Я неловко поздоровался. Он сказал мне, что ничего объяснять не надо, мой друг ему все рассказал. Он расспросил меня о работе, я словно бы отчитывался или давал интервью солидному, слегка высокомерному, не очень заинтересованному телеобозревателю…
Мы вышли где-то в новом районе, пошли по бульвару, сели на скамейку. Невдалеке пенсионеры (по виду – отставные офицеры) играли в домино. Т. с одобрением рассматривал веселых девушек, болтающих на скамейке напротив. Пессимизм, пропагандируемый либеральной прессой, не оказывал на молодежь какого-либо заметного воздействия.
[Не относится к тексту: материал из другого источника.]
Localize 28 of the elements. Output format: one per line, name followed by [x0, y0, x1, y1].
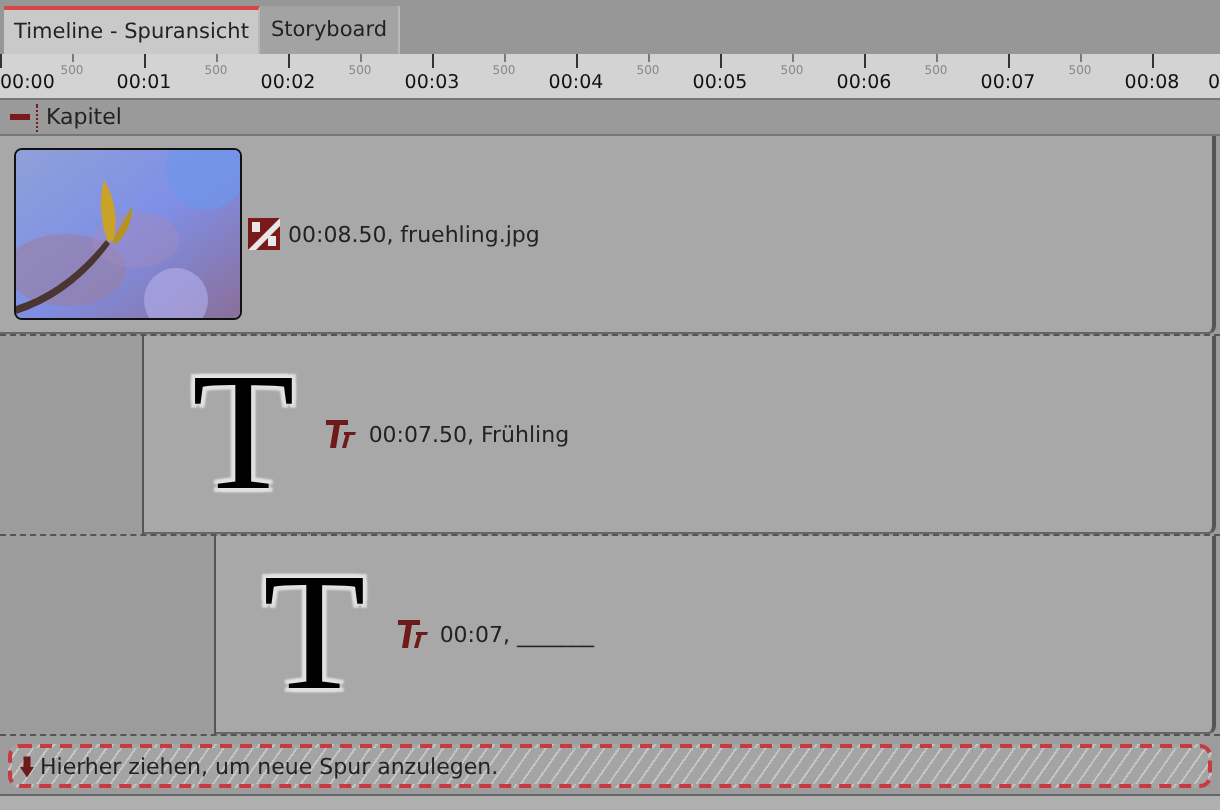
time-label: 00:04: [548, 72, 604, 94]
time-label: 00:07: [980, 72, 1036, 94]
text-effect-icon: [395, 618, 432, 650]
clip-info: 00:07.50, Frühling: [368, 421, 570, 447]
text-thumbnail: T: [192, 350, 295, 518]
time-label: 00:01: [116, 72, 172, 94]
text-effect-icon: [324, 418, 361, 450]
time-label: 0: [1207, 72, 1220, 94]
clip[interactable]: T 00:07, _______: [215, 536, 1216, 734]
transition-icon: [248, 218, 280, 250]
time-label: 00:02: [260, 72, 316, 94]
clip-info: 00:08.50, fruehling.jpg: [288, 221, 540, 247]
drop-zone[interactable]: Hierher ziehen, um neue Spur anzulegen.: [8, 744, 1212, 788]
time-label: 00:05: [692, 72, 748, 94]
tab[interactable]: Timeline - Spuransicht: [4, 6, 261, 54]
down-arrow-icon: [20, 755, 34, 777]
clip-info: 00:07, _______: [439, 621, 595, 647]
chapter-label: Kapitel: [46, 104, 122, 130]
drop-hint: Hierher ziehen, um neue Spur anzulegen.: [40, 753, 499, 779]
clip[interactable]: 00:08.50, fruehling.jpg: [0, 136, 1216, 334]
collapse-icon[interactable]: [10, 114, 30, 120]
time-label: 00:03: [404, 72, 460, 94]
tab[interactable]: Storyboard: [260, 6, 399, 54]
time-label: 00:00: [0, 72, 55, 94]
time-label: 00:06: [836, 72, 892, 94]
time-label: 00:08: [1124, 72, 1180, 94]
text-thumbnail: T: [263, 550, 366, 718]
clip[interactable]: T 00:07.50, Frühling: [144, 336, 1216, 534]
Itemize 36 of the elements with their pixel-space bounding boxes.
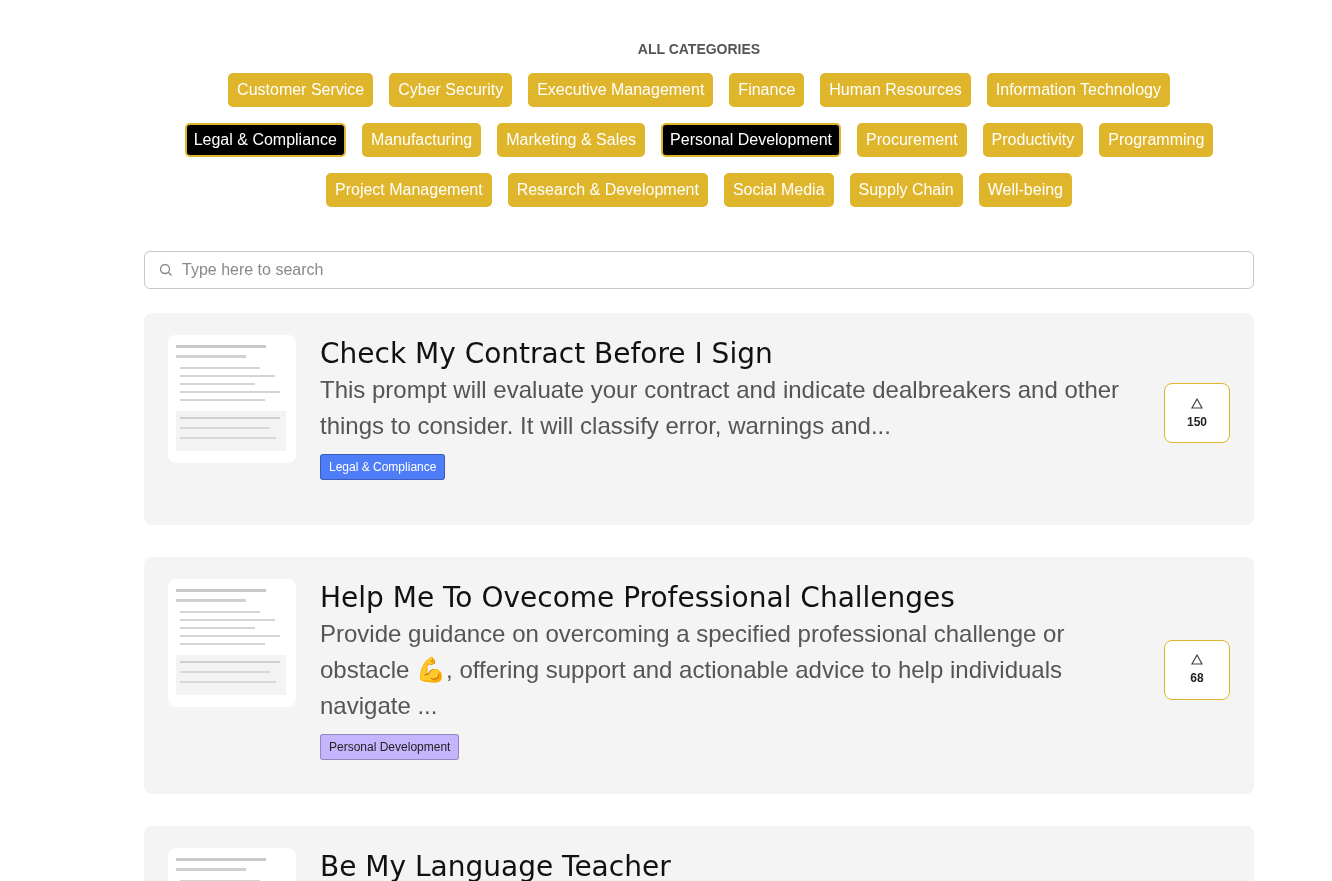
upvote-icon [1191, 397, 1203, 409]
category-chip[interactable]: Manufacturing [361, 123, 482, 157]
category-chip[interactable]: Programming [1099, 123, 1214, 157]
category-chip[interactable]: Information Technology [986, 73, 1170, 107]
categories-heading: ALL CATEGORIES [636, 41, 762, 57]
category-tag: Personal Development [320, 734, 460, 760]
category-chip[interactable]: Marketing & Sales [497, 123, 646, 157]
category-chip[interactable]: Research & Development [507, 173, 708, 207]
category-chip[interactable]: Customer Service [228, 73, 374, 107]
category-chip[interactable]: Personal Development [661, 123, 841, 157]
category-chip[interactable]: Finance [729, 73, 805, 107]
prompt-title[interactable]: Help Me To Ovecome Professional Challenges [320, 581, 955, 614]
category-chip[interactable]: Well-being [978, 173, 1072, 207]
category-chip[interactable]: Project Management [326, 173, 492, 207]
upvote-button[interactable]: 150 [1164, 383, 1230, 443]
category-chip[interactable]: Human Resources [820, 73, 971, 107]
category-chip[interactable]: Supply Chain [849, 173, 963, 207]
category-chip[interactable]: Social Media [723, 173, 834, 207]
category-chip[interactable]: Executive Management [528, 73, 714, 107]
prompt-title[interactable]: Be My Language Teacher [320, 850, 671, 881]
prompt-card[interactable] [144, 557, 1254, 794]
prompt-title[interactable]: Check My Contract Before I Sign [320, 337, 773, 370]
category-chip[interactable]: Procurement [857, 123, 967, 157]
category-chip[interactable]: Cyber Security [389, 73, 513, 107]
prompt-card[interactable]: Be My Language Teacher [144, 826, 1254, 881]
upvote-button[interactable]: 68 [1164, 639, 1230, 700]
vote-count: 68 [1190, 671, 1204, 685]
category-chip[interactable]: Legal & Compliance [184, 123, 346, 157]
category-tag: Legal & Compliance [320, 454, 446, 480]
vote-count: 150 [1187, 414, 1207, 429]
search-field[interactable]: Type here to search [144, 251, 1254, 289]
prompt-description: This prompt will evaluate your contract and indicate dealbreakers and other things to consider. It will classify error, warnings and... [320, 375, 1120, 441]
prompt-card[interactable]: Check My Contract Before I Sign This prompt will evaluate your contract and indicate dealbreakers and other things to consider. It will classify error, warnings and... Legal & Compliance 150 [144, 313, 1254, 525]
upvote-icon [1191, 654, 1203, 665]
category-chip[interactable]: Productivity [982, 123, 1084, 157]
prompt-description: Provide guidance on overcoming a specified professional challenge or obstacle 💪, offering support and actionable advice to help individuals navigate ... [320, 619, 1066, 721]
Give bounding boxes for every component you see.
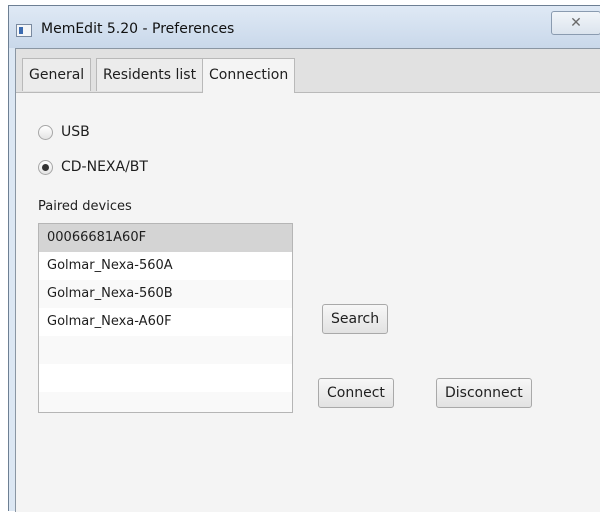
preferences-window: MemEdit 5.20 - Preferences ✕ General Res… — [8, 5, 600, 512]
connect-button[interactable]: Connect — [318, 378, 394, 408]
title-bar[interactable]: MemEdit 5.20 - Preferences ✕ — [9, 6, 600, 48]
close-button[interactable]: ✕ — [551, 11, 600, 35]
cd-nexa-bt-option[interactable]: CD-NEXA/BT — [38, 159, 148, 175]
usb-option[interactable]: USB — [38, 124, 90, 140]
list-item[interactable]: Golmar_Nexa-A60F — [39, 308, 292, 336]
cd-nexa-bt-label: CD-NEXA/BT — [61, 159, 148, 175]
usb-label: USB — [61, 124, 90, 140]
disconnect-button[interactable]: Disconnect — [436, 378, 532, 408]
list-item[interactable]: 00066681A60F — [39, 224, 292, 252]
cd-nexa-bt-radio[interactable] — [38, 159, 53, 175]
list-item[interactable]: Golmar_Nexa-560B — [39, 280, 292, 308]
tab-connection[interactable]: Connection — [202, 58, 296, 93]
list-item-empty — [39, 364, 292, 392]
tab-residents-list[interactable]: Residents list — [96, 58, 204, 91]
close-icon: ✕ — [570, 15, 582, 31]
tab-bar: General Residents list Connection — [16, 49, 600, 93]
usb-radio[interactable] — [38, 124, 53, 140]
dialog-content: General Residents list Connection USB CD… — [15, 48, 600, 512]
list-item-empty — [39, 392, 292, 412]
paired-devices-label: Paired devices — [38, 199, 132, 214]
tab-general[interactable]: General — [22, 58, 92, 91]
list-item-empty — [39, 336, 292, 364]
paired-devices-list[interactable]: 00066681A60F Golmar_Nexa-560A Golmar_Nex… — [38, 223, 293, 413]
list-item[interactable]: Golmar_Nexa-560A — [39, 252, 292, 280]
search-button[interactable]: Search — [322, 304, 389, 334]
window-title: MemEdit 5.20 - Preferences — [41, 21, 235, 37]
app-icon — [16, 24, 32, 37]
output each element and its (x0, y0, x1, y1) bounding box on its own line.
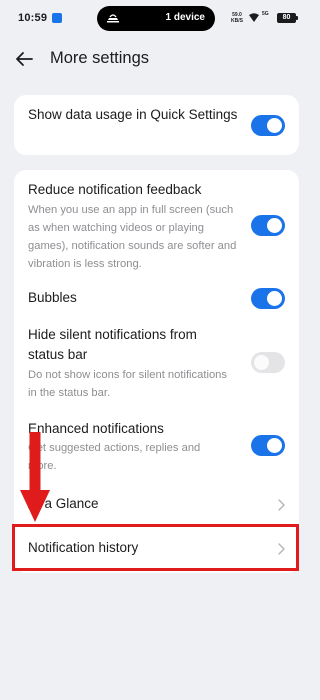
net-speed-unit: KB/S (231, 18, 243, 24)
wifi-icon (249, 13, 259, 22)
more-settings-screen: 10:59 1 device 59.0 KB/S 5G 80 More sett… (0, 0, 313, 700)
row-title: Enhanced notifications (28, 421, 164, 436)
bubbles-row[interactable]: Bubbles (14, 280, 299, 316)
row-title: Hide silent notifications from status ba… (28, 327, 197, 362)
toggle-knob (254, 355, 269, 370)
toggle-knob (267, 218, 282, 233)
status-time: 10:59 (18, 12, 48, 24)
reduce-notification-feedback-toggle[interactable] (251, 215, 285, 236)
island-device-count: 1 device (165, 12, 205, 23)
toggle-knob (267, 291, 282, 306)
dynamic-island[interactable]: 1 device (97, 6, 215, 31)
enhanced-notifications-row[interactable]: Enhanced notifications Get suggested act… (14, 415, 299, 477)
show-data-usage-row[interactable]: Show data usage in Quick Settings (14, 95, 299, 155)
at-a-glance-row[interactable]: At a Glance (14, 485, 299, 525)
row-title: Reduce notification feedback (28, 182, 202, 197)
app-header: More settings (0, 42, 313, 76)
page-title: More settings (50, 49, 150, 67)
row-title: Show data usage in Quick Settings (28, 107, 238, 122)
bubbles-toggle[interactable] (251, 288, 285, 309)
toggle-knob (267, 438, 282, 453)
connected-device-icon (107, 14, 119, 23)
battery-level: 80 (282, 14, 291, 21)
quick-settings-card: Show data usage in Quick Settings (14, 95, 299, 155)
signal-label: 5G (262, 11, 269, 17)
back-arrow-icon[interactable] (10, 45, 38, 73)
show-data-usage-toggle[interactable] (251, 115, 285, 136)
annotation-down-arrow-icon (20, 432, 50, 522)
notification-history-highlight (12, 524, 299, 571)
notification-settings-card: Reduce notification feedback When you us… (14, 170, 299, 573)
row-description: Get suggested actions, replies and more. (28, 442, 201, 472)
reduce-notification-feedback-row[interactable]: Reduce notification feedback When you us… (14, 170, 299, 277)
status-bar: 10:59 1 device 59.0 KB/S 5G 80 (0, 0, 313, 36)
hide-silent-notifications-toggle[interactable] (251, 352, 285, 373)
row-description: Do not show icons for silent notificatio… (28, 369, 227, 399)
row-description: When you use an app in full screen (such… (28, 204, 237, 270)
hide-silent-notifications-row[interactable]: Hide silent notifications from status ba… (14, 320, 299, 406)
enhanced-notifications-toggle[interactable] (251, 435, 285, 456)
row-title: Bubbles (28, 290, 77, 305)
toggle-knob (267, 118, 282, 133)
notification-app-icon (52, 13, 62, 23)
chevron-right-icon (278, 499, 285, 511)
network-speed: 59.0 KB/S (231, 12, 243, 24)
row-title: At a Glance (28, 496, 99, 511)
battery-icon: 80 (277, 13, 298, 23)
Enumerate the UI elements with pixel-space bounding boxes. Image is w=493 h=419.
Первые вопросы я задавал, присматриваясь к собеседнику, не слишком вслушиваясь (да и девчата напротив мешали), ведь все шло на запись. Т. отвечал вдумчиво, медленно, смотря почему-то не на меня, а на магнитофон. Но вот девушки со смехом убежали, я сосредоточился на Т. и спросил:
– Какие часы показывают правильное время два раза в сутки?
Он задумался и попросил повторить. Потом лицо его осветилось.
– В программе «Время»! Ее два раза в сутки показывают – утром и вечером!
Я удивился, он был доволен. Тут только Т. заметил, что девицы исчезли.
– Ни одной – куда подевались? Как из пулемета: тра-та-та! – подивился он.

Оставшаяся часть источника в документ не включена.